Satellite TV audiences under the microscope
Once solely concerned with terrestrial television stations, the SAARF TAMS installation of state-of-the-art software and equipment in panel households now allows TAMS to record satellite TV viewing by channel. This puts the South African survey at the global cutting edge of TV audience measurement.
So now, for the first time, the market can access objective data on which satellite channels are the most popular. Audience data is recorded minute-by-minute on a 24hour/7day basis, but because audience sizes are much smaller than those of terrestrial stations, the data are grouped up in various ways. For example, the chart shown here is the ‘top’ grouping - showing what proportion of the potential audience (adults with satellite TV in their home) watches each channel at least once a week. Satellite versions of ‘terrestrial’ channels are omitted from the chart (although TAMS shows that satellite households are more likely to watch such channels via satellite than via the conventional transmission).
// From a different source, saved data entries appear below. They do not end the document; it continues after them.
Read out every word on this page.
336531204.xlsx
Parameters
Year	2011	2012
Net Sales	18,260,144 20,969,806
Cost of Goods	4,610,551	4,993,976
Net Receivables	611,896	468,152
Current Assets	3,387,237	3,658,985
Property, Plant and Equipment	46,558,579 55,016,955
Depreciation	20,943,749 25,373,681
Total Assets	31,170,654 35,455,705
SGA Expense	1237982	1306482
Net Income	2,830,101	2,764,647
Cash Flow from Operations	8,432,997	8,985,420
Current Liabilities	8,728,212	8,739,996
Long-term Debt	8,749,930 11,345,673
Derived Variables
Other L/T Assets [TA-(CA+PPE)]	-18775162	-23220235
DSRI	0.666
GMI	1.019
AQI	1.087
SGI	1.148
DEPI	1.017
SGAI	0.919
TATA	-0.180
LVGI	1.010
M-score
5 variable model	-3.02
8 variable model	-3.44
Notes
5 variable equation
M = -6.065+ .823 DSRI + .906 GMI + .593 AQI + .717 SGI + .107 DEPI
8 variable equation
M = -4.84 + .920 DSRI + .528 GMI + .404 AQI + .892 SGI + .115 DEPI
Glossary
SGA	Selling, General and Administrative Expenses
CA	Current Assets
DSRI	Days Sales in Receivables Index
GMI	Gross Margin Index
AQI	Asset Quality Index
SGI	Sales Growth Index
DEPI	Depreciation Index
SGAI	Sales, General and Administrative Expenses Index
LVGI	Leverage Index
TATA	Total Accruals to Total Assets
TAMS research contractor ACNielsen has been collecting satellite TV data experimentally for over six months. They have noted that audience sizes (measured over a week) are rather stable for most satellite channels. "Big Brother" and now "Idols" are exceptions to the rule, with steep growth curves. Though stable, penetration (or ‘reach’) varies widely between channels from around 70% for Movie Magic to about 7% for Summit TV. Such variation is expected, given that satellite TV is designed, in part, to accommodate ‘niche’ channels. Broadly, movies, sport and documentary channels (like Discovery and Reality) garner the biggest audiences. Music channels are found in the middle ground, while news programmes (Sky, CNN, Summit) attract the lowest viewership. Overall, child viewing (not included in the chart) marches in step - but just a pace or two behind - the adult figures. Two major exceptions are of course Cartoon TV and KTV, where penetration is two or three times the adult level.
Background
Two years ago, SAARF TAMS™ (Television Audience Measurement Survey) was under attack from various media practitioners for being subject to unacceptably large errors. Their case was founded partly on misunderstandings, partly it was justified. SAARF, together with ACNielsen (research contractors for the TAMS panel) acknowledged the deficiencies and corrected the misunderstandings, but most importantly announced a major upgrade of the entire survey. The panel size was to be increased and the aging technology replaced with state-of-the-art equipment and software.
That process is now all but finished, the critics mostly silent, and the data flowing in a steady, reliable and increasingly useful stream. TAMS has come a long way.
Some believe the Achilles heel of TAMS is its reliance on the cooperation of human beings. Each member of the ‘panel household’ has to press his or her designated button (on a small keypad, rather like a normal TV remote control) to record their arrival in front of the TV and then press it again when they leave the room. Surely people won’t keep that up for very long, say the doubters - surely they get careless once the novelty wears off? As a result, SAARF arranges from time to time for an independent ‘coincidental’ audit of randomly selected panel households, to see whether they are, in fact, viewing (or not viewing) when their buttons say so. Such a check was recently carried out and the results are reassuring. Nobody expected the results to reveal absolute perfection (panel members are human, after all!) but in spite of a substantial and rapid increase in the size of the panel over the last eighteen months, the results were better than they have been before.
Thanks to the unblinking vigilance of SAARF’s meters, installed in homes around the country, the ups and downs of TV channels and individual programmes are now a matter of record - essential lowdown for media owners and advertisers on who is watching what, and when, and for how long.
Brian Culross is communications manager at ACNielsen.